GAO called on DHS to improve how it collects hiring and vetting data.  SOPA Images / Getty Images

DHS needs to improve how it collects employee hiring and vetting data, GAO reports

The watchdog’s analysis found that the department did not meet its average hiring time targets in fiscal 2022 for nine out of 13 priority positions.

The Homeland Security Department’s efforts to quickly onboard personnel in essential positions has been hindered by a myriad of divergent data and vetting practices within its component agencies, a Government Accountability Office report has found. The watchdog called on the department to improve how it collects hiring and vetting data. 

“Having more accurate information could help provide additional clarity on DHS’s hiring and vetting efforts, including whether DHS is making timely hiring decisions so that it does not result in DHS losing out on otherwise qualified candidates,” said the report, which was published Tuesday.  

In its analysis, GAO found that DHS did not meet its average targets in fiscal 2022 for how long it takes to onboard candidates for nine out of 13 positions that the department has designated as priority. Examples of those priority positions that missed their targets included Border Patrol agents and Customs and Border Protection Air Interdiction agents. 

Additionally, GAO reported that DHS agencies do not track and report the time they take to hire candidates consistently, with some having different starting points. Department officials told GAO this is because some component agencies mass hire or post job announcements with indefinite application deadlines. 

While GAO considered this practice to be acceptable, it recommended that DHS clearly disclose limitations to this data when reporting to other agencies. 

GAO also discovered issues with DHS’ system for tracking the use of reciprocity, which is when an agency accepts the findings of an existing background investigation or trust determination regarding a job candidate with prior federal service. 

For example, the watchdog found that a given position could have multiple different names in the system with different spellings or acronyms.
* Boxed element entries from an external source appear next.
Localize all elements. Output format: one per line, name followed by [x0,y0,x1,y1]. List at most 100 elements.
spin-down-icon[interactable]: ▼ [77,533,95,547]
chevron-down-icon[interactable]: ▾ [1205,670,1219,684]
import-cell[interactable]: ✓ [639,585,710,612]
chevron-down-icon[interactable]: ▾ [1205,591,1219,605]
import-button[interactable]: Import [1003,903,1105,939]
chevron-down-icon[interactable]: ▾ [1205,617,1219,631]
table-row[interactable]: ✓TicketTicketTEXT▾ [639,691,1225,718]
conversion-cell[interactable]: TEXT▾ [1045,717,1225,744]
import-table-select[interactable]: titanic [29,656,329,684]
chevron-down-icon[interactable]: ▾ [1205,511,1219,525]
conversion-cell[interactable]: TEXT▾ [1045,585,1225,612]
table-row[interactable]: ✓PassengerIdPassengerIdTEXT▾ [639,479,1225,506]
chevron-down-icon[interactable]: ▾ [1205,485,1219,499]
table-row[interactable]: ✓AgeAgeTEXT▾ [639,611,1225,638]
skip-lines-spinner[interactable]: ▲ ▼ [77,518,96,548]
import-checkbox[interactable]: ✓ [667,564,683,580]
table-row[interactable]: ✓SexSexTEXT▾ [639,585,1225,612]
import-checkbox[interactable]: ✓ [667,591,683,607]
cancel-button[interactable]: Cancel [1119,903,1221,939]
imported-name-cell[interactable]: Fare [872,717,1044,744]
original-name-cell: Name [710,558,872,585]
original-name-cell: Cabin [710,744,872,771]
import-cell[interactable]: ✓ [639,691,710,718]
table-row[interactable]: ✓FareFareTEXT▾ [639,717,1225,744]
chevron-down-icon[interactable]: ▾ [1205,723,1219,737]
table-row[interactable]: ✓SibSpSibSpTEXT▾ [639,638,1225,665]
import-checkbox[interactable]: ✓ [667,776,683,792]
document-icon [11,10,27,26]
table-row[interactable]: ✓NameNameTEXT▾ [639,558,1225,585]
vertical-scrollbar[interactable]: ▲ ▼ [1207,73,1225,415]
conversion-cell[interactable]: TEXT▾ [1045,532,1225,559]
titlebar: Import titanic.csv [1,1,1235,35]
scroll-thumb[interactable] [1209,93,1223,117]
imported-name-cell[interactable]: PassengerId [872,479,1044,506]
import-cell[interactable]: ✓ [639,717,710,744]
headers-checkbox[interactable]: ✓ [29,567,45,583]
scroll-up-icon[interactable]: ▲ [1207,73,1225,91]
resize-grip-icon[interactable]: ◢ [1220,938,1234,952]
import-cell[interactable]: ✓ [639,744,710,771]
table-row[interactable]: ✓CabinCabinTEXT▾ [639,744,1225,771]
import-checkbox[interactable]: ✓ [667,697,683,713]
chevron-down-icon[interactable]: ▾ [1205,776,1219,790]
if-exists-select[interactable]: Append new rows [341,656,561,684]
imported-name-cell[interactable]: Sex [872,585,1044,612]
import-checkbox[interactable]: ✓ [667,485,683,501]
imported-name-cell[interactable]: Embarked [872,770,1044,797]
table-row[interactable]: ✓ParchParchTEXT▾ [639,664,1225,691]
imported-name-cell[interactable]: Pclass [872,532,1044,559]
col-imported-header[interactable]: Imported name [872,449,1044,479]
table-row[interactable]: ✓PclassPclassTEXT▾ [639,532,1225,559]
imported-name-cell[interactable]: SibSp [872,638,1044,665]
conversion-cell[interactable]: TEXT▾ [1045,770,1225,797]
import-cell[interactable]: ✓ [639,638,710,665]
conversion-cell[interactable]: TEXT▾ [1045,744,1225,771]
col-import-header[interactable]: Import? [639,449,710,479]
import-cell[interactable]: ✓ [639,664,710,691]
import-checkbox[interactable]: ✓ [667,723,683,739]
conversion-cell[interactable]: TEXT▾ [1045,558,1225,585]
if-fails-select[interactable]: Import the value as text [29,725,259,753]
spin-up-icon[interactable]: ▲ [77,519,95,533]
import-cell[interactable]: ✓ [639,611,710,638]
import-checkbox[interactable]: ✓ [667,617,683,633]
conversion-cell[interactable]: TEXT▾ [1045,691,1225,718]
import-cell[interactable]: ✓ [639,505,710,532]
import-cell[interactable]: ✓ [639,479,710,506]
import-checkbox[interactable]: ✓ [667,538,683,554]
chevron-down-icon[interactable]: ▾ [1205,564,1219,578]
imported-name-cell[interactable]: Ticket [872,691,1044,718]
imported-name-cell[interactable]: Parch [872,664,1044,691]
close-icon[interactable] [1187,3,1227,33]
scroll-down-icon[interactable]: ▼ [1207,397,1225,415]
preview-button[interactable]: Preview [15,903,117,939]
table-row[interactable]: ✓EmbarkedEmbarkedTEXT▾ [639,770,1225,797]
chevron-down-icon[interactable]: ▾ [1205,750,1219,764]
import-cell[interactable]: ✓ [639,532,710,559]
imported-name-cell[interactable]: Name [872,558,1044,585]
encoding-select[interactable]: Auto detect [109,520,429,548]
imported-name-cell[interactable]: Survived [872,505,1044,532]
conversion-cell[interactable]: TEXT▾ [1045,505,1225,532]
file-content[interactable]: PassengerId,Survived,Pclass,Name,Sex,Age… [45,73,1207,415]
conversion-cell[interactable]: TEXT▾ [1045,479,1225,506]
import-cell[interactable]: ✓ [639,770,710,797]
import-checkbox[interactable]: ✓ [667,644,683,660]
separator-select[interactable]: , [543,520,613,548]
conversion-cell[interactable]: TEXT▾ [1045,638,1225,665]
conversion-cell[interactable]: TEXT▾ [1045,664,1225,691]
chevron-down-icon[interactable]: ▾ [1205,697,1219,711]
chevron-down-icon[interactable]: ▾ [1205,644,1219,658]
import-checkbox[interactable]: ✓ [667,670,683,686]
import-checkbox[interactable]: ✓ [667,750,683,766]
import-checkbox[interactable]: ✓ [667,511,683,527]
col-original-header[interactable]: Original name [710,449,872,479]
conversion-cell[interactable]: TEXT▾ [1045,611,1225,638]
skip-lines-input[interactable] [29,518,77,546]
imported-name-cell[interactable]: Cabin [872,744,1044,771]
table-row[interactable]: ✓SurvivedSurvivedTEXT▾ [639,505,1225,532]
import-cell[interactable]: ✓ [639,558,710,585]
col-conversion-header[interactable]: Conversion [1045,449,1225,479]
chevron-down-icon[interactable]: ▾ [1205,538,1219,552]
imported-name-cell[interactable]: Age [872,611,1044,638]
This makes it difficult to correctly determine the number of individuals who have a certain position. 

DHS said that it will begin using a new system in fiscal 2026. GAO recommended that the system include standardized position titles among other capabilities. 

GAO also recommended that component agency hiring personnel be included in hiring forums to help share faster onboarding practices and that DHS implement a candidate experience framework for personnel vetting that can be deployed department-wide

The department concurred with each of the report’s recommendations in a letter accompanying the report. In the letter, DHS officials said its processing time from fiscal 2023 to April 30, 2024 for applying reciprocity is down to seven days compared to nine in fiscal 2022 and 11 for fiscal years 2020 through 2021.

DHS also argues in the letter that data from fiscal 2022, which GAO used for time-to-hire statistics, might not be indicative of the department’s performance because it was operating under COVID-19 pandemic procedures at the time. 

GAO notes in the report that the federal government is overhauling its vetting process and is planning to complete implementation of a single vetting system by fiscal 2028. 

The watchdog conducted the report and delivered it to members of the Senate Homeland Security and Governmental Affairs Committee following concerns about “the consistency and transparency of DHS’ vetting processes.”

GAO in January published recommendations to improve the transfer of personnel security clearances and other vetting determinations. Specific to DHS, it issued a report in 2023 on hiring and staffing gaps at the Federal Emergency Management Agency and is currently reviewing U.S. Customs and Border Protection’s recruitment, hiring and retention for law enforcement personnel.